In the Indian city of Hyderabad, the promoter of Satyam Computers, Ramalinga Raju, was delivering enviable business results year after year. He kept talking about the importance of corporate governance in every forum and at every opportunity. He was also getting prestigious awards for ensuring highest governance standards. The corporate Board of Satyam was studded with stalwarts in academics, consultancy and industry.
Thousands of miles away, a financial wizard Bernard L.Madoff was assuring and ensuring higher than market returns consistently over more than ten years to his trusting customers. Many charitable institutions and university corpuses were his noteworthy customers.

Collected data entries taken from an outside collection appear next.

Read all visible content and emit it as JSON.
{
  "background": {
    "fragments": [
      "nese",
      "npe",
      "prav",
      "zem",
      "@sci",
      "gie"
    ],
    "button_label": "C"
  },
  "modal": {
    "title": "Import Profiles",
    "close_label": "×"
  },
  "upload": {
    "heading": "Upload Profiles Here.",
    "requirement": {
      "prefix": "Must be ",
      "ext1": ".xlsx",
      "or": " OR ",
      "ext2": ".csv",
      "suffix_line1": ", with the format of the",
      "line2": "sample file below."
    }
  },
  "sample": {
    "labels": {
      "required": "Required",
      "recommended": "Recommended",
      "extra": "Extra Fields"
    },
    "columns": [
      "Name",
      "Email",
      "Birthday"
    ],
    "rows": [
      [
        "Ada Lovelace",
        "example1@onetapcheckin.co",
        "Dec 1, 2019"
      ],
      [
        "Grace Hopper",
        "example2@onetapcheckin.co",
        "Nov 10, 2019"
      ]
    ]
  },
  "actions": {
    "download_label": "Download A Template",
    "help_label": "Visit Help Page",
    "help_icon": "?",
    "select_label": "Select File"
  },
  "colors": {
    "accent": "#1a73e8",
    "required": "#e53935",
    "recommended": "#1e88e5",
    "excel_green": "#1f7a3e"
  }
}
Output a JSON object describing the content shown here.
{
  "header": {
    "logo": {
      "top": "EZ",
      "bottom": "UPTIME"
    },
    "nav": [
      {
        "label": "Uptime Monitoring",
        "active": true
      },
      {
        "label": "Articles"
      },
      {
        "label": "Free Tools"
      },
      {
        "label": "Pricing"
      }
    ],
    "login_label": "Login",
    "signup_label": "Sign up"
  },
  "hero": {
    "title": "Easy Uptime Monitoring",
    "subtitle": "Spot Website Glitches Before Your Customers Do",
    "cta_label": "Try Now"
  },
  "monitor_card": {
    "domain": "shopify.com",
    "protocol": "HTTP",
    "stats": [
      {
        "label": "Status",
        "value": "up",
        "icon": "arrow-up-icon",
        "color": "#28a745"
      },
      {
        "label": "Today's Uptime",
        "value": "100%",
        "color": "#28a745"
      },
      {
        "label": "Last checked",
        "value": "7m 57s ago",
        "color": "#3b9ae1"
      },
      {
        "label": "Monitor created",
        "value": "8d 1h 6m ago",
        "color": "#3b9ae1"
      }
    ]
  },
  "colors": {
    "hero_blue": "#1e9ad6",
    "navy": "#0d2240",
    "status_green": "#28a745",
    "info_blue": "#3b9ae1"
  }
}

Raju and Madoff in their heydays were deified by society. It was considered a rarified privilege to know them and seek their advice. Their advice was constant: "Maintain high standards of probity ; be true to yourself."
Their common tool to over-deliver on their promises was simple: cooking of accounts. The modus operandi was incredibly uncomplicated. Their guiding principle was to commit the simplest of frauds which the sharpest of minds would not even suspect.
Satyam was faking bank certificates. The auditors who had successfully investigated complicated infarctions of accounting and legal principles could not discover a simple sleight of hand. The thought of referring to the banks never crossed their mind. Would high-tech Satyam stoop so low as to indulge in a simple trickery? The auditors perished any such thought.
Bernard Madoff was performing a ponzi scheme. He was paying off the old investors from the ever growing newer investors. This is probably the only really global game. Blade companies were doing this in Kerala, plantation companies in Tamilnadu etc. Sophisticated investigators did not suspect how a fund could consistently outsmart the market. When complaints were made to SEC, the usually fastidious investigators could not find out the simple tactic adopted by Madoff. He was only feigning stock market transactions. Madoff has recently expressed his surprise that SEC could not unearth what he was doing for a long time. He has even wished that he was caught earlier so that the investors need not have lost more than 20 bn dollars. Who is more culpable, SEC or Madoff?
The lesson from Satyam and Madoff is this: "The probability of a fraud being unearthed is directly proportional to its complexity." Keep it simple, stupid.